Whatever--the fact remains that there is not a preloader in the company that can load nearly 3K pkgs on to 6.5 cars in 4 hours. That works out to 12.5 pkgs per minute. The math doesn't lie.
I can tell you have seen the mall truck when Josh is done! All kidding aside, that is what I was told by the trustee of our local who happens to be a driver that was on the other side of the 6.5 that Katie had to load. I am not saying they didn't receive help, but it was the set-up that morning. And as a former preloader who worked with the current sups, I am not surprised. One girl smaller than me moved up to metro. She had to have her wrists rebuilt. Her last day before she went out on comp, she was at the head of the belt with 6 trucks. The first one was a special for buy-you shoes. 86 boxes bigger than she was weighing '68' lbs( yeah, right!) each. There were 86 pcs. We didn't have a a splitter that day, either.The first truck on the other side of the belt was equal with her 4th truck because of the DA area. So, the guy(6'2 and 220, 4 trucks) couldnt help much splitting. That is our management team. But, I'm sure Upstate will say I'm BS'ing on that, too.12.5 per minute is easy if you never set foot in the package car and just fling everything towards the general area of whatever shelf the PAL label says to put it on.
The very first thing I would have done when I got on the belt and saw that pkg was to take it right back out and send it down for a re-wrap. There is no way that the consignee would have seen that pkg nor would I have attempted delivery.
I have delivered some banged up packages before but that is ridiculous. If that was my customer he would have never saw that (from me at least).
I sheeted the package as "missed" and brought it back that night for rewrap. I never intended to deliver it in that condition; the frustrating part for me was having to deal with it and work around it all morning. The car was too full for me to get to it before I left, so I had no choice but to lug it around and fight with it until I had room under a shelf.

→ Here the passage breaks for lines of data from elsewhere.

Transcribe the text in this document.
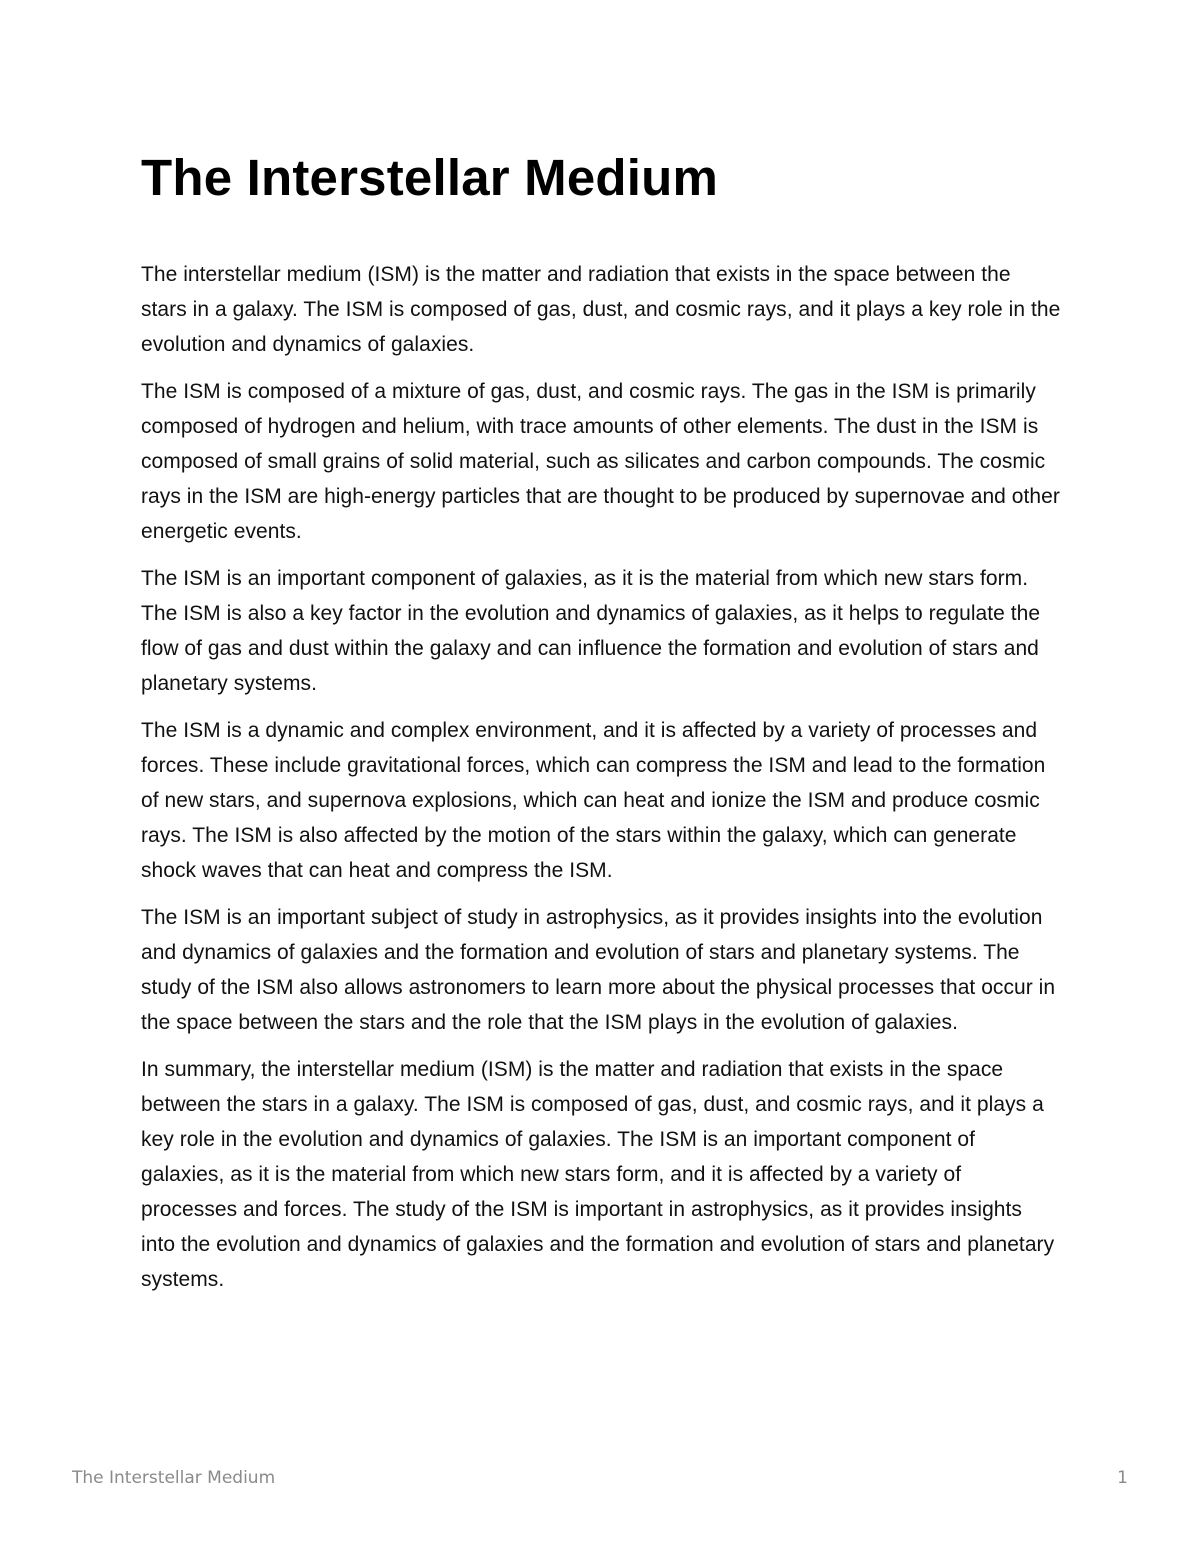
The Interstellar Medium

The interstellar medium (ISM) is the matter and radiation that exists in the space between the stars in a galaxy. The ISM is composed of gas, dust, and cosmic rays, and it plays a key role in the evolution and dynamics of galaxies.

The ISM is composed of a mixture of gas, dust, and cosmic rays. The gas in the ISM is primarily composed of hydrogen and helium, with trace amounts of other elements. The dust in the ISM is composed of small grains of solid material, such as silicates and carbon compounds. The cosmic rays in the ISM are high-energy particles that are thought to be produced by supernovae and other energetic events.

The ISM is an important component of galaxies, as it is the material from which new stars form. The ISM is also a key factor in the evolution and dynamics of galaxies, as it helps to regulate the flow of gas and dust within the galaxy and can influence the formation and evolution of stars and planetary systems.

The ISM is a dynamic and complex environment, and it is affected by a variety of processes and forces. These include gravitational forces, which can compress the ISM and lead to the formation of new stars, and supernova explosions, which can heat and ionize the ISM and produce cosmic rays. The ISM is also affected by the motion of the stars within the galaxy, which can generate shock waves that can heat and compress the ISM.

The ISM is an important subject of study in astrophysics, as it provides insights into the evolution and dynamics of galaxies and the formation and evolution of stars and planetary systems. The study of the ISM also allows astronomers to learn more about the physical processes that occur in the space between the stars and the role that the ISM plays in the evolution of galaxies.

In summary, the interstellar medium (ISM) is the matter and radiation that exists in the space between the stars in a galaxy. The ISM is composed of gas, dust, and cosmic rays, and it plays a key role in the evolution and dynamics of galaxies. The ISM is an important component of galaxies, as it is the material from which new stars form, and it is affected by a variety of processes and forces. The study of the ISM is important in astrophysics, as it provides insights into the evolution and dynamics of galaxies and the formation and evolution of stars and planetary systems.

The Interstellar Medium	1
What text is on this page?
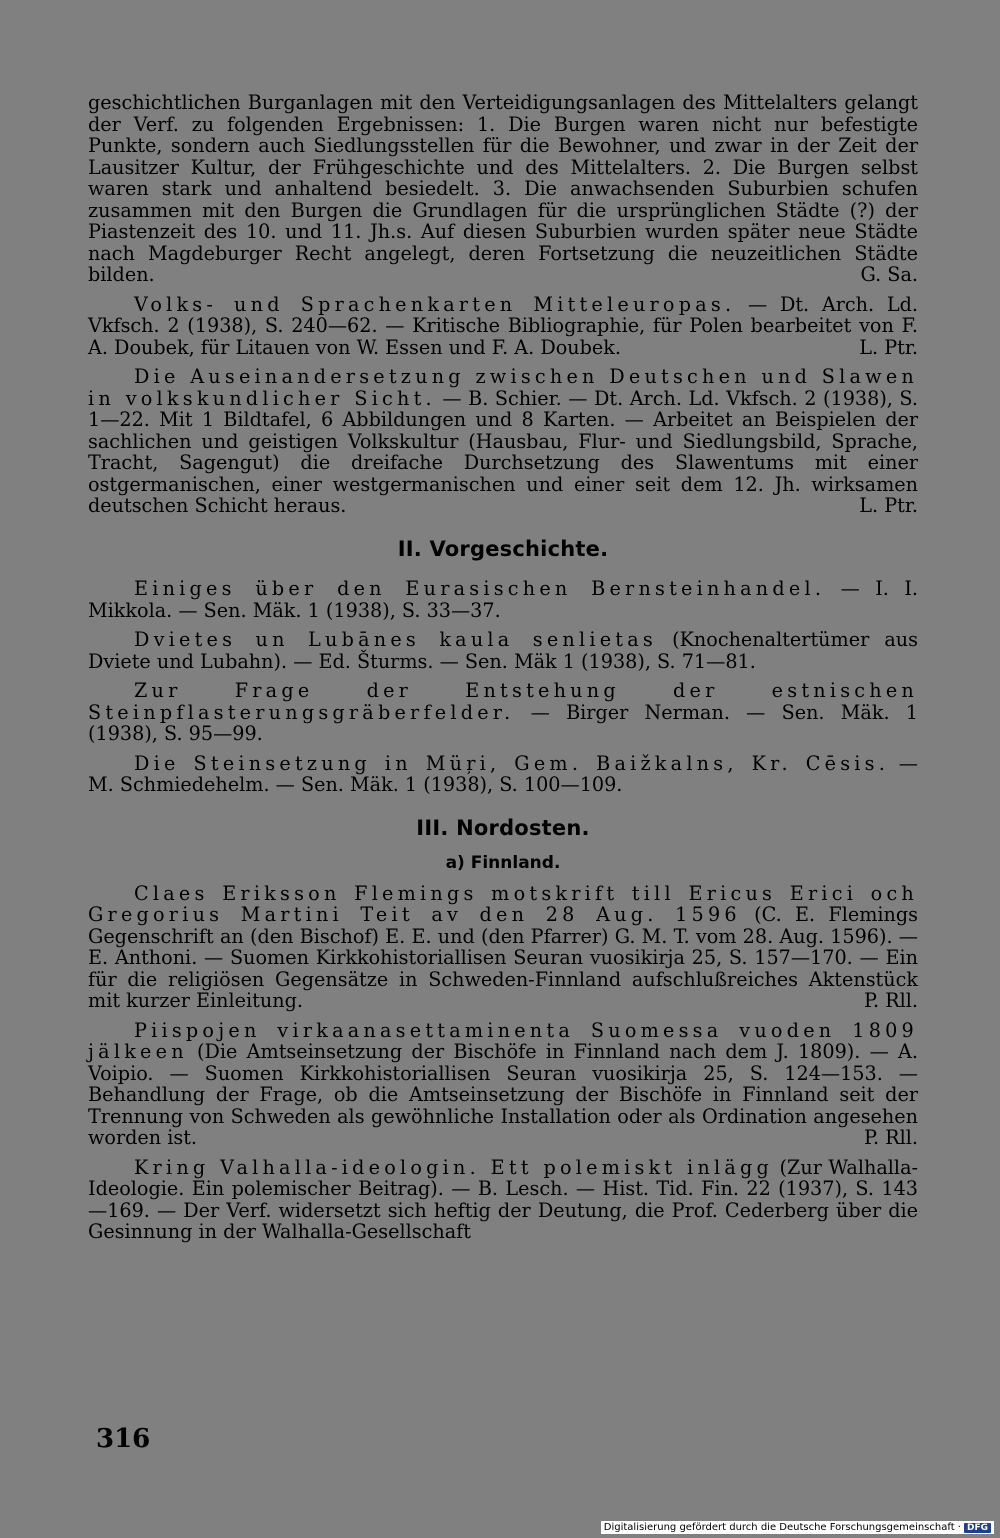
geschichtlichen Burganlagen mit den Verteidigungsanlagen des Mittelalters gelangt der Verf. zu folgenden Ergebnissen: 1. Die Burgen waren nicht nur befestigte Punkte, sondern auch Siedlungsstellen für die Bewohner, und zwar in der Zeit der Lausitzer Kultur, der Frühgeschichte und des Mittelalters. 2. Die Burgen selbst waren stark und anhaltend besiedelt. 3. Die anwachsenden Suburbien schufen zusammen mit den Burgen die Grundlagen für die ursprünglichen Städte (?) der Piastenzeit des 10. und 11. Jh.s. Auf diesen Suburbien wurden später neue Städte nach Magdeburger Recht angelegt, deren Fortsetzung die neuzeitlichen Städte bilden.	G. Sa.

Volks- und Sprachenkarten Mitteleuropas. — Dt. Arch. Ld. Vkfsch. 2 (1938), S. 240—62. — Kritische Bibliographie, für Polen bearbeitet von F. A. Doubek, für Litauen von W. Essen und F. A. Doubek.	L. Ptr.

Die Auseinandersetzung zwischen Deutschen und Slawen in volkskundlicher Sicht. — B. Schier. — Dt. Arch. Ld. Vkfsch. 2 (1938), S. 1—22. Mit 1 Bildtafel, 6 Abbildungen und 8 Karten. — Arbeitet an Beispielen der sachlichen und geistigen Volkskultur (Hausbau, Flur- und Siedlungsbild, Sprache, Tracht, Sagengut) die dreifache Durchsetzung des Slawentums mit einer ostgermanischen, einer westgermanischen und einer seit dem 12. Jh. wirksamen deutschen Schicht heraus.	L. Ptr.

II. Vorgeschichte.

Einiges über den Eurasischen Bernsteinhandel. — I. I. Mikkola. — Sen. Mäk. 1 (1938), S. 33—37.

Dvietes un Lubānes kaula senlietas (Knochenaltertümer aus Dviete und Lubahn). — Ed. Šturms. — Sen. Mäk 1 (1938), S. 71—81.

Zur Frage der Entstehung der estnischen Steinpflasterungsgräberfelder. — Birger Nerman. — Sen. Mäk. 1 (1938), S. 95—99.

Die Steinsetzung in Müŗi, Gem. Baižkalns, Kr. Cēsis. — M. Schmiedehelm. — Sen. Mäk. 1 (1938), S. 100—109.

III. Nordosten.
a) Finnland.

Claes Eriksson Flemings motskrift till Ericus Erici och Gregorius Martini Teit av den 28 Aug. 1596 (C. E. Flemings Gegenschrift an (den Bischof) E. E. und (den Pfarrer) G. M. T. vom 28. Aug. 1596). — E. Anthoni. — Suomen Kirkkohistoriallisen Seuran vuosikirja 25, S. 157—170. — Ein für die religiösen Gegensätze in Schweden-Finnland aufschlußreiches Aktenstück mit kurzer Einleitung.	P. Rll.

Piispojen virkaanasettaminenta Suomessa vuoden 1809 jälkeen (Die Amtseinsetzung der Bischöfe in Finnland nach dem J. 1809). — A. Voipio. — Suomen Kirkkohistoriallisen Seuran vuosikirja 25, S. 124—153. — Behandlung der Frage, ob die Amtseinsetzung der Bischöfe in Finnland seit der Trennung von Schweden als gewöhnliche Installation oder als Ordination angesehen worden ist.	P. Rll.

Kring Valhalla-ideologin. Ett polemiskt inlägg (Zur Walhalla-Ideologie. Ein polemischer Beitrag). — B. Lesch. — Hist. Tid. Fin. 22 (1937), S. 143—169. — Der Verf. widersetzt sich heftig der Deutung, die Prof. Cederberg über die Gesinnung in der Walhalla-Gesellschaft

316
Digitalisierung gefördert durch die Deutsche Forschungsgemeinschaft · DFG
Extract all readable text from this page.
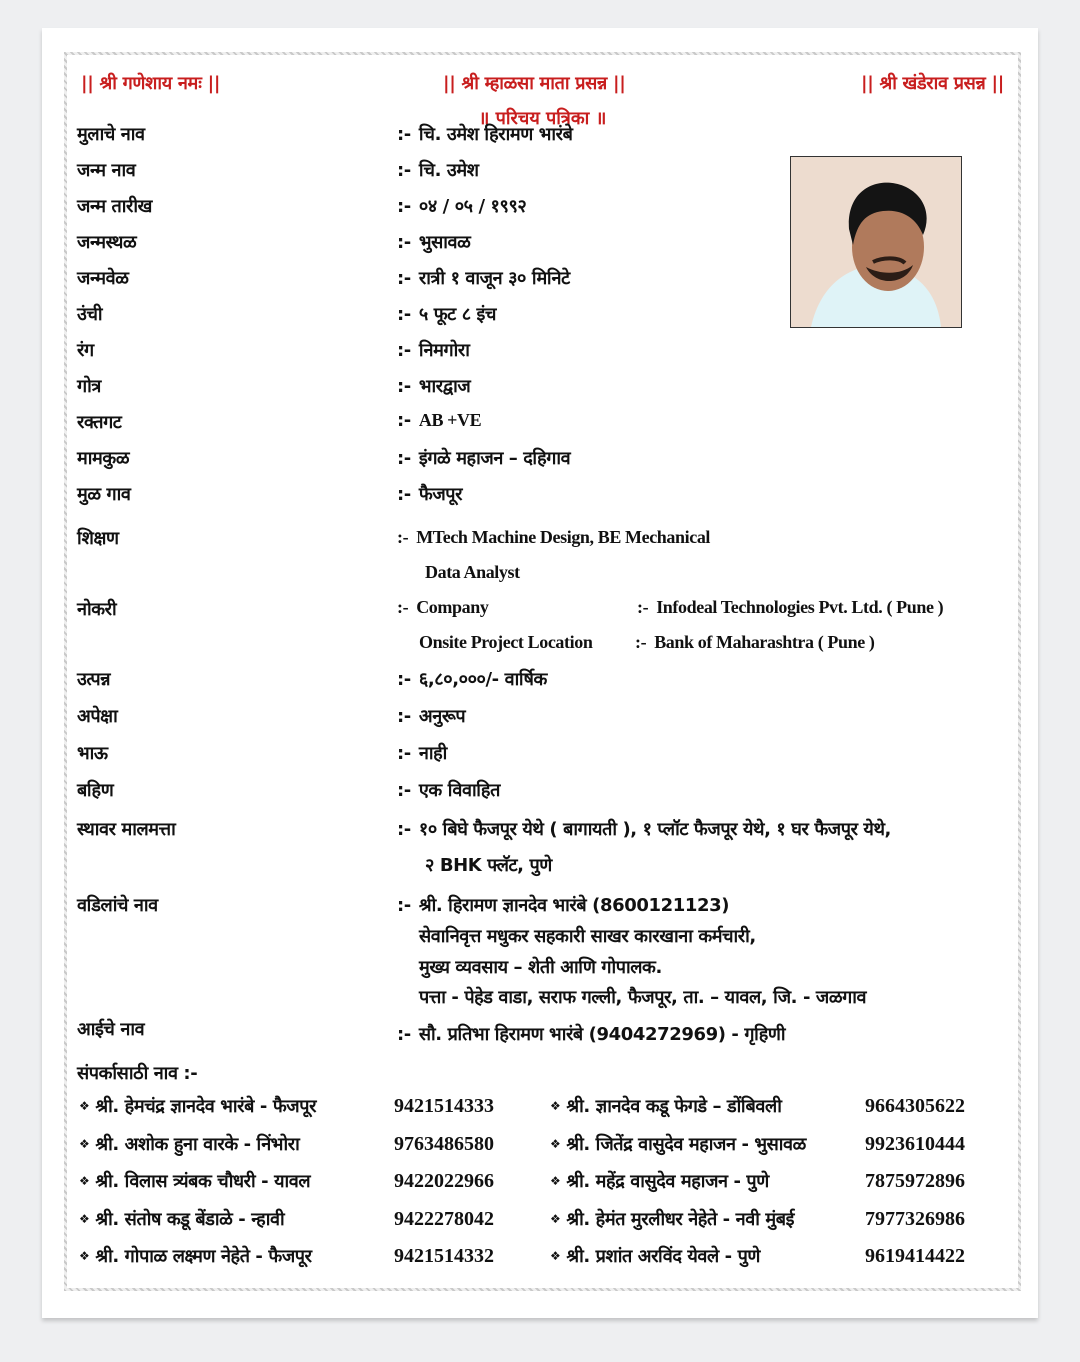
|| श्री गणेशाय नमः ||	|| श्री म्हाळसा माता प्रसन्न ||	|| श्री खंडेराव प्रसन्न ||
॥ परिचय पत्रिका ॥
मुलाचे नाव	:- चि. उमेश हिरामण भारंबे
जन्म नाव	:- चि. उमेश
जन्म तारीख	:- ०४ / ०५ / १९९२
जन्मस्थळ	:- भुसावळ
जन्मवेळ	:- रात्री १ वाजून ३० मिनिटे
उंची	:- ५ फूट ८ इंच
रंग	:- निमगोरा
गोत्र	:- भारद्वाज
रक्तगट	:- AB +VE
मामकुळ	:- इंगळे महाजन – दहिगाव
मुळ गाव	:- फैजपूर
शिक्षण	:- MTech Machine Design, BE Mechanical
Data Analyst
नोकरी	:- Company	:- Infodeal Technologies Pvt. Ltd. ( Pune )
Onsite Project Location :- Bank of Maharashtra ( Pune )
उत्पन्न	:- ६,८०,०००/- वार्षिक
अपेक्षा	:- अनुरूप
भाऊ	:- नाही
बहिण	:- एक विवाहित
स्थावर मालमत्ता	:- १० बिघे फैजपूर येथे ( बागायती ), १ प्लॉट फैजपूर येथे, १ घर फैजपूर येथे,
२ BHK फ्लॅट, पुणे
वडिलांचे नाव	:- श्री. हिरामण ज्ञानदेव भारंबे (8600121123)
सेवानिवृत्त मधुकर सहकारी साखर कारखाना कर्मचारी,
मुख्य व्यवसाय – शेती आणि गोपालक.
पत्ता - पेहेड वाडा, सराफ गल्ली, फैजपूर, ता. – यावल, जि. - जळगाव
आईचे नाव	:- सौ. प्रतिभा हिरामण भारंबे (9404272969) - गृहिणी
संपर्कासाठी नाव :-
❖ श्री. हेमचंद्र ज्ञानदेव भारंबे - फैजपूर	9421514333
❖ श्री. अशोक हुना वारके - निंभोरा	9763486580
❖ श्री. विलास त्र्यंबक चौधरी - यावल	9422022966
❖ श्री. संतोष कडू बेंडाळे - न्हावी	9422278042
❖ श्री. गोपाळ लक्ष्मण नेहेते - फैजपूर	9421514332
❖ श्री. ज्ञानदेव कडू फेगडे – डोंबिवली	9664305622
❖ श्री. जितेंद्र वासुदेव महाजन - भुसावळ	9923610444
❖ श्री. महेंद्र वासुदेव महाजन - पुणे	7875972896
❖ श्री. हेमंत मुरलीधर नेहेते - नवी मुंबई	7977326986
❖ श्री. प्रशांत अरविंद येवले - पुणे	9619414422
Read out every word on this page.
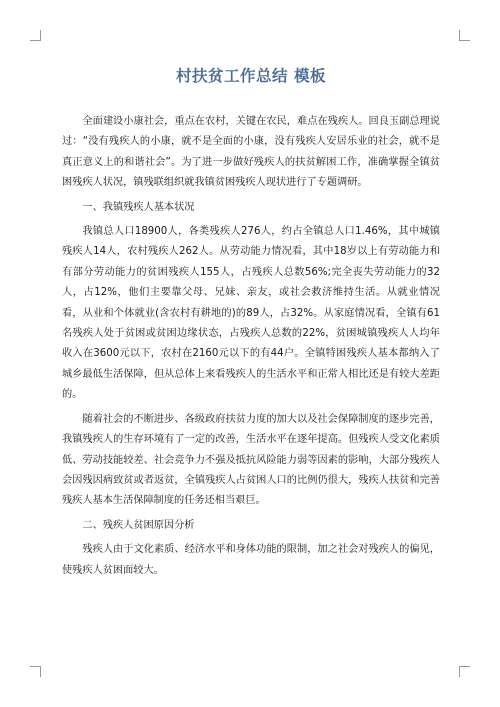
村扶贫工作总结 模板

全面建设小康社会，重点在农村，关键在农民，难点在残疾人。回良玉副总理说过：“没有残疾人的小康，就不是全面的小康，没有残疾人安居乐业的社会，就不是真正意义上的和谐社会”。为了进一步做好残疾人的扶贫解困工作，准确掌握全镇贫困残疾人状况，镇残联组织就我镇贫困残疾人现状进行了专题调研。

一、我镇残疾人基本状况

我镇总人口18900人，各类残疾人276人，约占全镇总人口1.46%，其中城镇残疾人14人，农村残疾人262人。从劳动能力情况看，其中18岁以上有劳动能力和有部分劳动能力的贫困残疾人155人，占残疾人总数56%;完全丧失劳动能力的32人，占12%，他们主要靠父母、兄妹、亲友，或社会救济维持生活。从就业情况看，从业和个体就业(含农村有耕地的)的89人，占32%。从家庭情况看，全镇有61名残疾人处于贫困或贫困边缘状态，占残疾人总数的22%，贫困城镇残疾人人均年收入在3600元以下，农村在2160元以下的有44户。全镇特困残疾人基本都纳入了城乡最低生活保障，但从总体上来看残疾人的生活水平和正常人相比还是有较大差距的。

随着社会的不断进步、各级政府扶贫力度的加大以及社会保障制度的逐步完善，我镇残疾人的生存环境有了一定的改善，生活水平在逐年提高。但残疾人受文化素质低、劳动技能较差、社会竞争力不强及抵抗风险能力弱等因素的影响，大部分残疾人会因残因病致贫或者返贫，全镇残疾人占贫困人口的比例仍很大，残疾人扶贫和完善残疾人基本生活保障制度的任务还相当艰巨。

二、残疾人贫困原因分析

残疾人由于文化素质、经济水平和身体功能的限制，加之社会对残疾人的偏见，使残疾人贫困面较大。
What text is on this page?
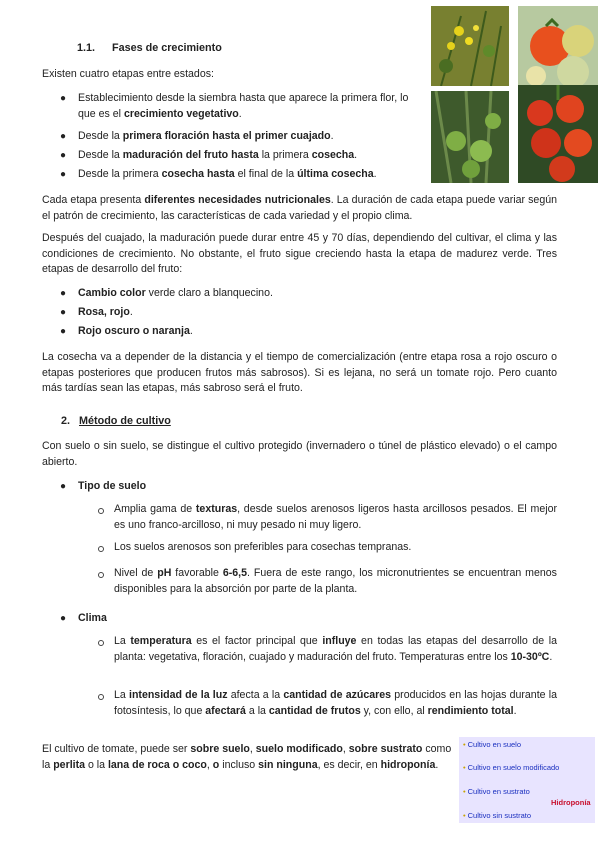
1.1. Fases de crecimiento
Existen cuatro etapas entre estados:
● Establecimiento desde la siembra hasta que aparece la primera flor, lo que es el crecimiento vegetativo.
● Desde la primera floración hasta el primer cuajado.
● Desde la maduración del fruto hasta la primera cosecha.
● Desde la primera cosecha hasta el final de la última cosecha.
Cada etapa presenta diferentes necesidades nutricionales. La duración de cada etapa puede variar según el patrón de crecimiento, las características de cada variedad y el propio clima.
Después del cuajado, la maduración puede durar entre 45 y 70 días, dependiendo del cultivar, el clima y las condiciones de crecimiento. No obstante, el fruto sigue creciendo hasta la etapa de madurez verde. Tres etapas de desarrollo del fruto:
● Cambio color verde claro a blanquecino.
● Rosa, rojo.
● Rojo oscuro o naranja.
La cosecha va a depender de la distancia y el tiempo de comercialización (entre etapa rosa a rojo oscuro o etapas posteriores que producen frutos más sabrosos). Si es lejana, no será un tomate rojo. Pero cuanto más tardías sean las etapas, más sabroso será el fruto.
2. Método de cultivo
Con suelo o sin suelo, se distingue el cultivo protegido (invernadero o túnel de plástico elevado) o el campo abierto.
● Tipo de suelo
Amplia gama de texturas, desde suelos arenosos ligeros hasta arcillosos pesados. El mejor es uno franco-arcilloso, ni muy pesado ni muy ligero.
Los suelos arenosos son preferibles para cosechas tempranas.
Nivel de pH favorable 6-6,5. Fuera de este rango, los micronutrientes se encuentran menos disponibles para la absorción por parte de la planta.
● Clima
La temperatura es el factor principal que influye en todas las etapas del desarrollo de la planta: vegetativa, floración, cuajado y maduración del fruto. Temperaturas entre los 10-30ºC.
La intensidad de la luz afecta a la cantidad de azúcares producidos en las hojas durante la fotosíntesis, lo que afectará a la cantidad de frutos y, con ello, al rendimiento total.
El cultivo de tomate, puede ser sobre suelo, suelo modificado, sobre sustrato como la perlita o la lana de roca o coco, o incluso sin ninguna, es decir, en hidroponía.
• Cultivo en suelo
• Cultivo en suelo modificado
• Cultivo en sustrato
Hidroponía
• Cultivo sin sustrato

These add/cuts that don't find their proper cars should absolutely be on the loader. If the shelves were loaded even remotely adequate, these packages can be found and routed to right car. Smalls that are assigned a 8500 or above HIN that are so carelessly thrown onto shelf they are now in the 4700 area. It seems the only time my loader does the right thing by covering an 8000 sec irreg with a RDL or FL4, the pkg should have been moved. Otherwise I'm sliding it around for an hour or 2.
As for out of syncs or flips, the loaders are instructed to check every 10 packages for PAL/ address label match. So my truck with an avg of 250 pieces should have 25 packages checked. I can see how this can easily become 10 or lower.
To answer the OP's question, the loader does not get in trouble for misloads(off routes), once it's on the truck it is now the driver's problem.